- John Lyttle was previously Chief Operating Officer at Primark for approximately nine years
- Boohoo’s revenues have plummeted since lockdown restrictions were eased
PrettyLittleThing boss Umar Kamani is tipped to take over as CEO of Boohoo, while incumbent John Lyttle prepares to step down after five years.
The struggling fast-fashion retailer announced Lyttle’s proposed departure on Friday as it promised an overhaul of its operations and brands.
The group, which owns Debenhams, PrettyLittleThing and Karen Millen, said it has boosted the search for John Lyttle’s successor by exploring options for each division “to unlock and maximize shareholder value”.
Departure: Boohoo CEO John Lyttle steps down after five eventful years at the fast-fashion retailer
Industry insiders predict Kamani, 36, is favorite to succeed Lyttle as chief executive of the group, which owns Debenhams, PrettyLittleThing and Karen Millen.

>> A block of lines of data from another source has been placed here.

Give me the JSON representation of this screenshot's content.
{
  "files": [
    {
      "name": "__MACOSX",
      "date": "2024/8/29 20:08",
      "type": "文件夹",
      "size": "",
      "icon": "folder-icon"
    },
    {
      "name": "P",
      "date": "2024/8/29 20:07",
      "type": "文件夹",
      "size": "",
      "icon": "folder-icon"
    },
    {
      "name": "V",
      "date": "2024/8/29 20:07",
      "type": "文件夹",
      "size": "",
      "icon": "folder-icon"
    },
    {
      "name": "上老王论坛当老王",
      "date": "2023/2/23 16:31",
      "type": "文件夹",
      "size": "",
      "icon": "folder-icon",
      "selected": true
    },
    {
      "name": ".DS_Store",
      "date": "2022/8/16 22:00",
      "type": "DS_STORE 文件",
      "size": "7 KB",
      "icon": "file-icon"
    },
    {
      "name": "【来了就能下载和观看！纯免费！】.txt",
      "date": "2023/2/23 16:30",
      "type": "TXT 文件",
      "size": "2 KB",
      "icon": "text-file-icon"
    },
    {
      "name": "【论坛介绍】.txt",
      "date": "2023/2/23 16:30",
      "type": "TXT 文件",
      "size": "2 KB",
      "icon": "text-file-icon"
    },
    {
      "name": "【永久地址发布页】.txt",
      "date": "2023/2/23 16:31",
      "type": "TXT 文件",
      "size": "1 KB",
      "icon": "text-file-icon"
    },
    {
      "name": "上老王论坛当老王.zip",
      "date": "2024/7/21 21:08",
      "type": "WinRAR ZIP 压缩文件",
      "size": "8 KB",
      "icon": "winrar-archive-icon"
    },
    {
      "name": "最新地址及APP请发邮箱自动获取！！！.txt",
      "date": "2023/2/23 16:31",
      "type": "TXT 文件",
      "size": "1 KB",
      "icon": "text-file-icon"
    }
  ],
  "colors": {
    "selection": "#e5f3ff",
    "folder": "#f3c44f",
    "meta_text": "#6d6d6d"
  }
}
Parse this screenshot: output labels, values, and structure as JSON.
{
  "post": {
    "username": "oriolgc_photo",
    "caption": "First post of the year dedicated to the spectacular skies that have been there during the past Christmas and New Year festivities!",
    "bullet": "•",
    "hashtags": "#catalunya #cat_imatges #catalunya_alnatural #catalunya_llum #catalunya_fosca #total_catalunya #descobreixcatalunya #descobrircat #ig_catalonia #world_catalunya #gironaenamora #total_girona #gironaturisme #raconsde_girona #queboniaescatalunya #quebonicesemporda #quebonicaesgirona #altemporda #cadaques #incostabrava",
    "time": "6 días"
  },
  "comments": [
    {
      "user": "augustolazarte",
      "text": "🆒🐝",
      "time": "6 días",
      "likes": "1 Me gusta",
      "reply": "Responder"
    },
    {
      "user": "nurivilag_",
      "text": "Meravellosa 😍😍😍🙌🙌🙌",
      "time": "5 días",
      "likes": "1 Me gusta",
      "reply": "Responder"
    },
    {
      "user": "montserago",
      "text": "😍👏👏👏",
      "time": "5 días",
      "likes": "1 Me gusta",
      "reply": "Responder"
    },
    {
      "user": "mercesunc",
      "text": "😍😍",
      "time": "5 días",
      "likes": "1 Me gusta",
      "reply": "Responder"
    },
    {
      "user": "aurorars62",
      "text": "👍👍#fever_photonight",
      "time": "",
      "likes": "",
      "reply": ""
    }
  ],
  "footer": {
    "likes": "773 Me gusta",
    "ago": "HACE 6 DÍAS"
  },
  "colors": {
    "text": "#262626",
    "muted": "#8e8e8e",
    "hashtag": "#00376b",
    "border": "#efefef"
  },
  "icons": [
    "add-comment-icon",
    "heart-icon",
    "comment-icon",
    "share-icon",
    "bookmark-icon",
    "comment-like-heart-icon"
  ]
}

Last month the Manchester entrepreneur made a dramatic return to PrettyLittleThing after previously stepping away from the business he built, promising to ‘bring the beautiful brand back to where it belongs’.
Lyttle joined the Manchester-based group in 2019, after serving as Primark’s Chief Operating Officer for almost nine years, during which time the company’s operating profit and revenue more than doubled.
Like many other online fashion brands, Boohoo experienced tremendous growth after the Covid-19 pandemic led to clothing stores having to temporarily close or be subject to significant operating restrictions.
Since then, demand has declined and trade has been further hit by supply chain issues, rising cost of living pressures, high levels of repeat customers and fierce competition from the likes of Chinese rival Shein.
Boohoo shares have plummeted by more than 90 per cent from their peak of 413p in June 2020. They were down 0.3 per cent at 31.8p on Friday morning.
Boohoo’s turnover fell by more than £300m to £1.5bn in the financial year ending February, partly due to weaker domestic demand, while pre-tax losses widened to £159.9m from £90, 7 million the year before.
Sales have continued to fall, shrinking 15 percent to £620 million in the six months to August, the retailer said on Friday.
Lyttle told investors: “I believe there is tremendous potential in this company, and I will continue to work with the board to create value for all shareholders while a successor is identified.”
Boohoo further revealed that it had entered into a £222m debt refinancing deal to help finance its future development.
The package includes a £97m term loan, due to be repaid by August next year, and a £125m revolving credit facility running until October 2026.
In addition, Boohoo said it wanted to “unlock and maximize shareholder value” as it believes the company “remains fundamentally undervalued.”
Mahmud Kamani, executive chairman and co-founder of Boohoo, said: “The company has evolved in recent years to offer a offering that is much broader than our original focus on young fashion.
‘The time is now right to consider options regarding the corporate structure, with the aim of maximizing shareholder value.’
Founded in 2006, TThe company sparked controversy in the summer of 2020 after a Sunday Times investigation found that some of its suppliers in Leicester were paying workers below the minimum wage.
An investigation by Alison Levitt KC concluded the company’s oversight of its supply chain in Leicester was ‘inadequate’, but said it did not deliberately benefit from poor working practices.